Грохот костра. Вороны. Ветра. Дымы.
В жалкое «я» превращается каждое «мы».
В небо вживили жесть.

Щурюсь на пламя, золу шевелю клюкой.
Холод земли. Отдаленный прибой людской.
Не отойти от костра и на четверть шага.
Странно – огонь очищает себя огнем,
Машет руками, бормочет, хрипит. А в нем
Молча горит бумага.
 

Если писать всего лишь по стихотворению в год

 
Если писать всего лишь по стихотворению в год,
То есть считать, что такой тебе отпущен лимит,
То – именно сейчас, когда майская зелень в глаза ползет,
Заражает взгляд, травой о траву звенит.

Не потому что весна – возрожденье и прочий бред.
Не потому, что сеятель вышел в поле – вершить свой труд.
Не потому, что нет ни вражды, ни бед –
Они тут как тут и наждачкой по сердцу трут.

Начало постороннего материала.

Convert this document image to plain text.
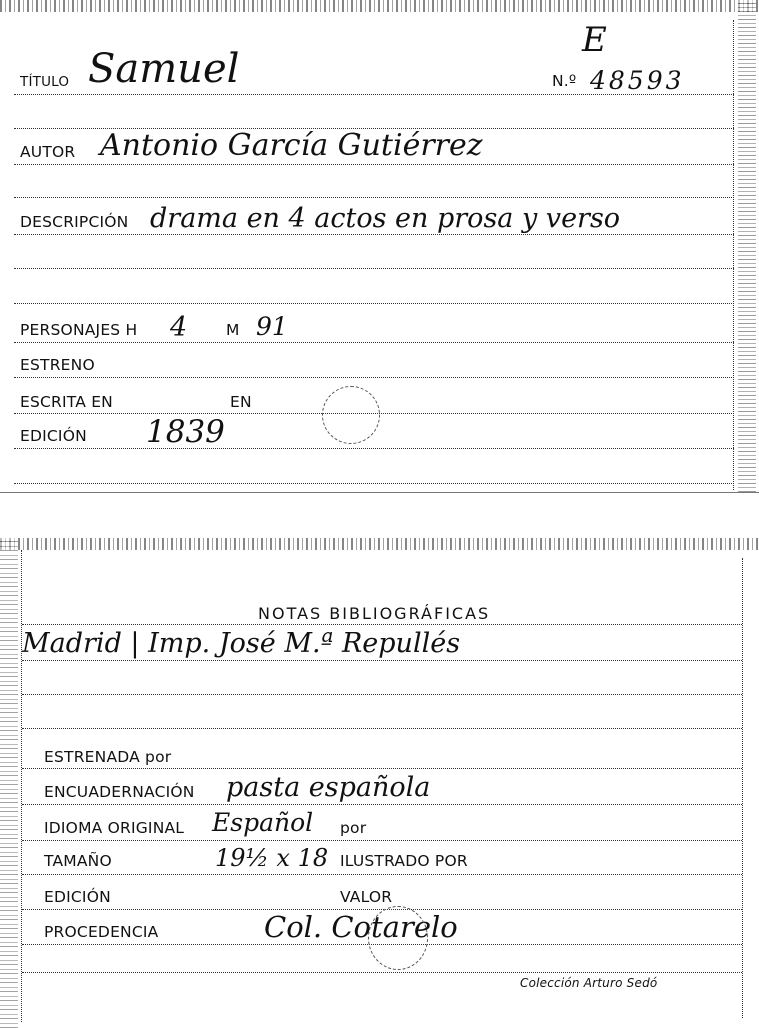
E
TÍTULO Samuel	N.º 48593
AUTOR Antonio García Gutiérrez
DESCRIPCIÓN drama en 4 actos en prosa y verso
PERSONAJES H 4	M 91
ESTRENO
ESCRITA EN	EN
EDICIÓN 1839
NOTAS BIBLIOGRÁFICAS
Madrid | Imp. José M.ª Repullés
ESTRENADA por
ENCUADERNACIÓN pasta española
IDIOMA ORIGINAL Español por
TAMAÑO	19½ x 18 ILUSTRADO POR
EDICIÓN	VALOR
PROCEDENCIA	Col. Cotarelo
Colección Arturo Sedó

Просто май – это редкое время, когда
Все замерло на максимуме, достигло высот.
Земля не дрожит, не горчит от пота вода,
Гнилью и гарью в воздухе не несет.

Завтра этот нарыв прорвется – и желтый зной
Выплеснет отдыхающих в море, сожрет траву.
Хронос опять скрежетнет усмешкой злой
И продолжит откусывать дни от моего «живу».

Завтра ангел прикажет: «Смотри»! И буду смотреть –
Наполнять бездонность глаз, копить бездомность в груди.
Этому делу посвящают не только жизнь – но и смерть.
Назначили соглядатаем – гляди, гляди, гляди!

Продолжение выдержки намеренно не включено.